I tell you this so that you can see that what I say comes from a person who experiences something similar, but I without a doubt not as severe, to what you husband experiences. But I can tell you what I feel when my wife steps in and makes decisions it appears to others as if she is “taking control”. I spend my whole life so overloaded with information the world provides, mostly because my brain can’t move fast enough or retrieve information to process it. When I look to my wife for an answer it is out of desperation, sometimes embarrassment. I know it is burdensome for her to constantly answer questions for me, to remind me to take Rx, to remind me to eat or I will not eat all day, the list goes on. I also know it frustrates her that we go for a nice outing or anniversary dinner and then I don’t remember it without pictures and intense promping on her part.
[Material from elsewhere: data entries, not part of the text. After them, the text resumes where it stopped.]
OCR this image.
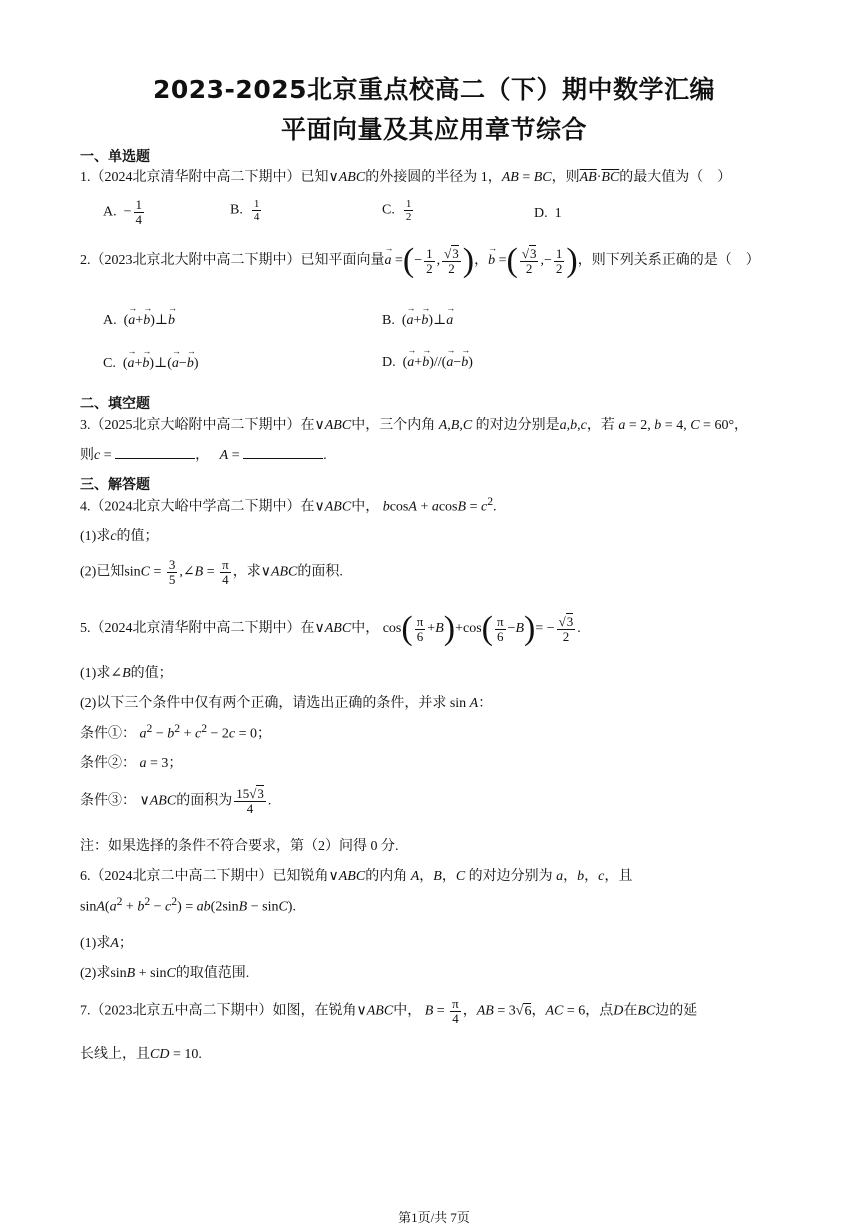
2023-2025北京重点校高二（下）期中数学汇编
平面向量及其应用章节综合
一、单选题
1.（2024北京清华附中高二下期中）已知∨ABC的外接圆的半径为 1，AB = BC，则$\overline{AB}\cdot\overline{BC}$的最大值为（　）
A.  − $\frac{1}{4}$	B. $\frac{1}{4}$	C. $\frac{1}{2}$	D. 1
2.（2023北京北大附中高二下期中）已知平面向量→ a =(− $\frac{1}{2}$ , $\frac{√3}{2}$ )，→ b =( $\frac{√3}{2}$ ,− $\frac{1}{2}$ )，则下列关系正确的是（　）
A.  (→ a+→ b)⊥→ b	B.  (→ a+→ b)⊥→ a
C.  (→ a+→ b)⊥(→ a−→ b)	D.  (→ a+→ b)//(→ a−→ b)
二、填空题
3.（2025北京大峪附中高二下期中）在∨ABC中，三个内角 A,B,C 的对边分别是a,b,c，若 a = 2, b = 4, C = 60°，
则c =	， A =	.
三、解答题
4.（2024北京大峪中学高二下期中）在∨ABC中， $bcosA + acosB = c^2$.
(1)求c的值；
(2)已知$\sin C = \frac{3}{5}$ ,∠B = $\frac{\pi}{4}$ ，求∨ABC的面积.
5.（2024北京清华附中高二下期中）在∨ABC中， $\cos( \frac{\pi}{6} +B)+\cos( \frac{\pi}{6} -B)= - \frac{√3}{2}$ .
(1)求∠B的值；
(2)以下三个条件中仅有两个正确，请选出正确的条件，并求 sin A：
条件①： $a^2 - b^2 + c^2 - 2c = 0$；
条件②： a = 3；
条件③： ∨ABC的面积为 $\frac{15√3}{4}$ .
注：如果选择的条件不符合要求，第（2）问得 0 分.
6.（2024北京二中高二下期中）已知锐角∨ABC的内角 A，B，C 的对边分别为 a，b，c，且
$\sin A(a^2 + b^2 - c^2) = ab(2\sin B - \sin C)$.
(1)求A；
(2)求sinB + sinC的取值范围.
7.（2023北京五中高二下期中）如图，在锐角∨ABC中， $B = \frac{\pi}{4}$ ，AB = 3√6，AC = 6，点D在BC边的延
长线上，且CD = 10.
第1页/共 7页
I may not have been thoughtful enough to ask her if having to help me in front of others bothers her, I’ll have to do that. What I do know is that the love, friendship, companionship and intimacy that I feel for Michele as I see what she has done and continues to do for me, lifts me above even the darkest times of my strokes. The true human to human love that she shows me has been a life changing thing for me and I’m sure it has for your husband also. We try to focus on the gifts we give of each other more than the noise around us. Right now Sarah, just like Michele, you are heroically giving more than you are getting. God bless you.
Dave
RLT
29 July 2010 - 08:35 AM
Well said Sarah! I understand your frustration. How many therapist have asked me to leave because I don't let Dick express himself only to have Dick refuse to return because he was lost without me there. And these are "professionals". I wish we could have a copy of your blog to hand out!!
Ruth
Ruth
Gwendoline
01 August 2010 - 11:05 PM
Hi Sarah
This is my first comment since joining the group. I understand totally what you are saying as that is exactly how it is for me. I have been carer for my husband Eric full time for the last 2½ years and at first I used to get really frustrated with the fact that he did not talk to me and always looked to me to answer questions people asked of him. I have learnt a lot like you over the last few years.
Gwendoline
This is my first comment since joining the group. I understand totally what you are saying as that is exactly how it is for me. I have been carer for my husband Eric full time for the last 2½ years and at first I used to get really frustrated with the fact that he did not talk to me and always looked to me to answer questions people asked of him. I have learnt a lot like you over the last few years.